Il piacere inoltre non coincide con testi di piacere, così come evidentemente il godimento non è dato da testi di godimento. Il piacere non è il rapporto tra il mimo e il modello ma tra il mimo e l’ingannato.
Come collocare precisamente il godimento e il piacere? Il godimento può essere il neologismo, sensualità degli alfabeti, scolpiti dall’abilità degli artigiani e dalla psicologia dei popoli; è la sensualità della significanza che non è significato, ma godimento. Allo stesso tempo, il piacere è il valore promosso al rango suntuoso di significante (con un chiaro rimando alla scrittura ad alta voce, che seduce attraverso le assonanze e le prosodie).
Il punto di partenza era abbastanza chiaro; il piacere del testo è una Babele felice.
La chiave di lettura scelta come punto di partenza, prevedeva la possibilità di considerare il piacere come realizzatosi lì dove vi è la coabitazione dei linguaggi, che lavorano spalla a spalla. Eppure le considerazioni di Barthes, ci portano ovviamente a considerare tutti i linguaggi come tante differenti regioni, incastonate in un immenso mosaico. E’ chiaro che questi linguaggi lottano per l’egemonia, e a prevalere su gli altri è quello che diviene doxa (opinione, differenziato dal paradoxa ovvero confutazione), divenendo cioè stereotipo. Lo stereotipo è il linguaggio dei media, dello sport, della politica.
A divenire doxa è il linguaggio cioè che riesce in ultima istanza ad aggredire l’avversario, ad additarlo come semiscientifico o semietico. Cioè quel linguaggio che con un unico termine riesce a descrivere, generalizzare, screditare e vomitare l’avversario, il nemico, come per fargliela pagare.

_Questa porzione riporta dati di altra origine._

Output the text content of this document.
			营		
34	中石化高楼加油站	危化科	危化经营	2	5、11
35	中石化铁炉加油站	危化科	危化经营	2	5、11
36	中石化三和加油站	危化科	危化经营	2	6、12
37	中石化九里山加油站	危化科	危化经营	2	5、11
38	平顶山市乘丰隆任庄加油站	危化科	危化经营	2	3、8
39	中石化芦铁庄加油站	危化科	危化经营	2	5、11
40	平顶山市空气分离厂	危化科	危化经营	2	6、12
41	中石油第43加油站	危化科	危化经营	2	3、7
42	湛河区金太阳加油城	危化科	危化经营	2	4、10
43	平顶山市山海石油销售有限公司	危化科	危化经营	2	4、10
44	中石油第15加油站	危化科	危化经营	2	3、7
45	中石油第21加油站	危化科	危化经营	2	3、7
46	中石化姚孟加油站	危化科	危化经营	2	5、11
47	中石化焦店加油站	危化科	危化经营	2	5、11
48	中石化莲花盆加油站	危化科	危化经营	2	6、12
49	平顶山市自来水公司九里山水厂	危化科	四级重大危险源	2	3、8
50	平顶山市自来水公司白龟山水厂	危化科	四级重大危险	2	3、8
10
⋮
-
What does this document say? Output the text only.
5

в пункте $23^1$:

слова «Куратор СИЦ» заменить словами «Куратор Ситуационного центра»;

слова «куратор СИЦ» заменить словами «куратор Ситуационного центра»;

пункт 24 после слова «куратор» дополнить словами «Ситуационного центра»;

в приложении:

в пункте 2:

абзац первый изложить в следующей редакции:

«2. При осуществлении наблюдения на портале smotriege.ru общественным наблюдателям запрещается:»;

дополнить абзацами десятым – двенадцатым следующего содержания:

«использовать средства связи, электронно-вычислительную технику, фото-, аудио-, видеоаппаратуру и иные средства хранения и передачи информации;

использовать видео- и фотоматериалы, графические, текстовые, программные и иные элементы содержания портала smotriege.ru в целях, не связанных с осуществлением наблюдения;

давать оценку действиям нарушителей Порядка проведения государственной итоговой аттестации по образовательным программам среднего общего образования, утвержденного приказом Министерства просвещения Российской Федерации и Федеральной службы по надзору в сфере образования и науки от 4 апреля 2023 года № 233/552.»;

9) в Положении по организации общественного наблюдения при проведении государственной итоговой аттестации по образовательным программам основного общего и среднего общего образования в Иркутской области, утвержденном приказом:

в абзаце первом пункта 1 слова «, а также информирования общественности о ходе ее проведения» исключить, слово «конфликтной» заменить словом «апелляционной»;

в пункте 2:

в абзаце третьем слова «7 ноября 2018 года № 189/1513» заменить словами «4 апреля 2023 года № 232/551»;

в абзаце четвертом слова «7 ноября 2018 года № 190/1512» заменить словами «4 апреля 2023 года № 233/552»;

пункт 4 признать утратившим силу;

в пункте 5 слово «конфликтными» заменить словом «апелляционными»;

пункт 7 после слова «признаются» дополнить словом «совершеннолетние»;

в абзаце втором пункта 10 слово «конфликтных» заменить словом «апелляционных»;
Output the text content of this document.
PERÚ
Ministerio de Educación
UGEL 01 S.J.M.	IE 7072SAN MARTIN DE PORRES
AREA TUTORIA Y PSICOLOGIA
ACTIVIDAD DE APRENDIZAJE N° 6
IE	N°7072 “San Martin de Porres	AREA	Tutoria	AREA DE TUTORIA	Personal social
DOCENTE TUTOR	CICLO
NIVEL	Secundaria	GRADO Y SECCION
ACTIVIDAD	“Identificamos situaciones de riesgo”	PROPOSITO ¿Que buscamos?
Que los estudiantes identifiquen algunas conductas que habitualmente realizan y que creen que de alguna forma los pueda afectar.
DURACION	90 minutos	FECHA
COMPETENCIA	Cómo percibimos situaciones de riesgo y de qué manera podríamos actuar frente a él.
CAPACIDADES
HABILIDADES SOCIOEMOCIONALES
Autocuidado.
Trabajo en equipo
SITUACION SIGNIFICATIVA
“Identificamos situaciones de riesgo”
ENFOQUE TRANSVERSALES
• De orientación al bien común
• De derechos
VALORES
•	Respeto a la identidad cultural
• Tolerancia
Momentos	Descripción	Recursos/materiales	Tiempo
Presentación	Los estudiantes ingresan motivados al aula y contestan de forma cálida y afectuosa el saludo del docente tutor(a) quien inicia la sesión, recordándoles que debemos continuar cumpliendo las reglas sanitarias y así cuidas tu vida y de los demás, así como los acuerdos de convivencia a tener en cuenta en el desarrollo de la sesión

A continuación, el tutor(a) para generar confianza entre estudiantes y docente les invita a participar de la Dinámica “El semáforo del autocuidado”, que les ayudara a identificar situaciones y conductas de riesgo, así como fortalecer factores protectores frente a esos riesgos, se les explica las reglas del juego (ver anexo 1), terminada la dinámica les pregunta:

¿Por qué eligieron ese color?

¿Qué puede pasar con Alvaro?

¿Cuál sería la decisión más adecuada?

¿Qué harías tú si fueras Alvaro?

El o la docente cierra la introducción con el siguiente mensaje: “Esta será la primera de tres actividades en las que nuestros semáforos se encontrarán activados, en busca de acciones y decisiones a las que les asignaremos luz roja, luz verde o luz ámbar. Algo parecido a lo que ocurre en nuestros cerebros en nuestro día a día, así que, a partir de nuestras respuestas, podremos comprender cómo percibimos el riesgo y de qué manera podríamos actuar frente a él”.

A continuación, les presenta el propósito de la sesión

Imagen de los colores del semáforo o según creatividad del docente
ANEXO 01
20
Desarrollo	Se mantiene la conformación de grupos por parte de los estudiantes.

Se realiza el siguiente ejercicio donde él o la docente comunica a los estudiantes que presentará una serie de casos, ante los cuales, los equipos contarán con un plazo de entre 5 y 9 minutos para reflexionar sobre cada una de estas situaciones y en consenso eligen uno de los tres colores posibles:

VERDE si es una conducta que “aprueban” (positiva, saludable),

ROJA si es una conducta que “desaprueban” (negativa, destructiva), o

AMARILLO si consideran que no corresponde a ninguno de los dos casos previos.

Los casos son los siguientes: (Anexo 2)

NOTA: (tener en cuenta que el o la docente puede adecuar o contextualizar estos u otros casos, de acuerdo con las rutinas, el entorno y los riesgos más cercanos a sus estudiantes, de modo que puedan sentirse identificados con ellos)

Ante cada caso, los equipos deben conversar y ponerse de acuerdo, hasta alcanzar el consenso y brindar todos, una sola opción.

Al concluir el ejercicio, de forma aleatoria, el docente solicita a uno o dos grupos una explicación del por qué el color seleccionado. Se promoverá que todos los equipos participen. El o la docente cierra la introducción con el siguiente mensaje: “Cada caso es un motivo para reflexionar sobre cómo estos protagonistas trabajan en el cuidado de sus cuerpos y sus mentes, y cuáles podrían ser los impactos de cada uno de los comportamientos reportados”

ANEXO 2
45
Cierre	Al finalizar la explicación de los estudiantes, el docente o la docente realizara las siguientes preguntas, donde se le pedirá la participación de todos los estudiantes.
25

E noi, in quanto soggetti che vivono nel linguaggio, cosa facciamo? L’unica modo per salvarci è abitare uno di questi linguaggi, scegliere di esserne parte. Il carattere atopico del linguaggio ci permette di estraniarci dall’aspetto conflittuale dei linguaggi; è come se esso dicesse al contempo “agio ed esclusione”. Infatti tra due conflitti vi è sempre il periodo di pace, il tempo di una “buona birra fresca”. Il piacere del testo si colloca lì, lì dove cioè il carattere guerresco si placa e avviene la desquamazione della punta acuminata della penna dell’autore.
La domanda a questo punto che sorge spontanea è:”se il testo è scrittura, è linguaggio, allora come fa ad estraniarsi dal conflitto tra i linguaggi”?
L’idea di fondo è che dovrebbe comunque esistere un’ultima ennesima parola, definitiva. Allo stesso tempo, nel momento in cui io nomino sono nominato. Succede qualcosa di imprevisto al testo: in primo luogo il testo liquida ogni metalinguaggio, ed è in questo che è testo: nessuna voce (Scienza, Causa, Istituzione) sta dietro a ciò che dice.
Inoltre il testo opera una profonda distruzione della propria categoria discorsiva, il suo riferimento sociolinguistico: è la comicità che non fa ridere, la citazione senza virgolette. Emerge un nuovo stato filosofale della materia linguistica, è allora linguaggio e non un linguaggio.
Le conclusioni cui Barthes giunge sono emozionanti. Ogni volta che analizzo un testo che mi da piacere, in esso non ritrovo la mia soggettività, ma il mio individuo, l’elemento che mi separa dagli altri corpi: è il mio corpo di godimento quello che ritrovo; questo è anche il mio soggetto storico, e dopo una complessa combinatoria di elementi biografici, sociologici e nevrotici regolo il gioco del piacere (culturale) e del godimento (non culturale) e mi presento come soggetto attualmente fuori posto, venuto troppo tardi o troppo presto; troppo che non è ne un errore ne un rimpianto, ma che indica un posto nullo. Sono anacronistico, alla deriva, e il piacere si mostra come neutro.
La distinzione tra piacere e godimento permette a Barthes e alla sua opera di non essere mera satira; egli non ignora la possibilità di un accordo strutturale tra forme contestanti e forme contestate, ma non si sfugge alla logica del rovesciabile.
L’opera di Barthes resta suggestiva poiché attraverso la teoria dei godimenti del testo riesce a operare il rapporto tra piacere e godimento, e permette di superare la classica teoria del testo, trascendendo le classiche forme morfo-sintattiche del linguaggio.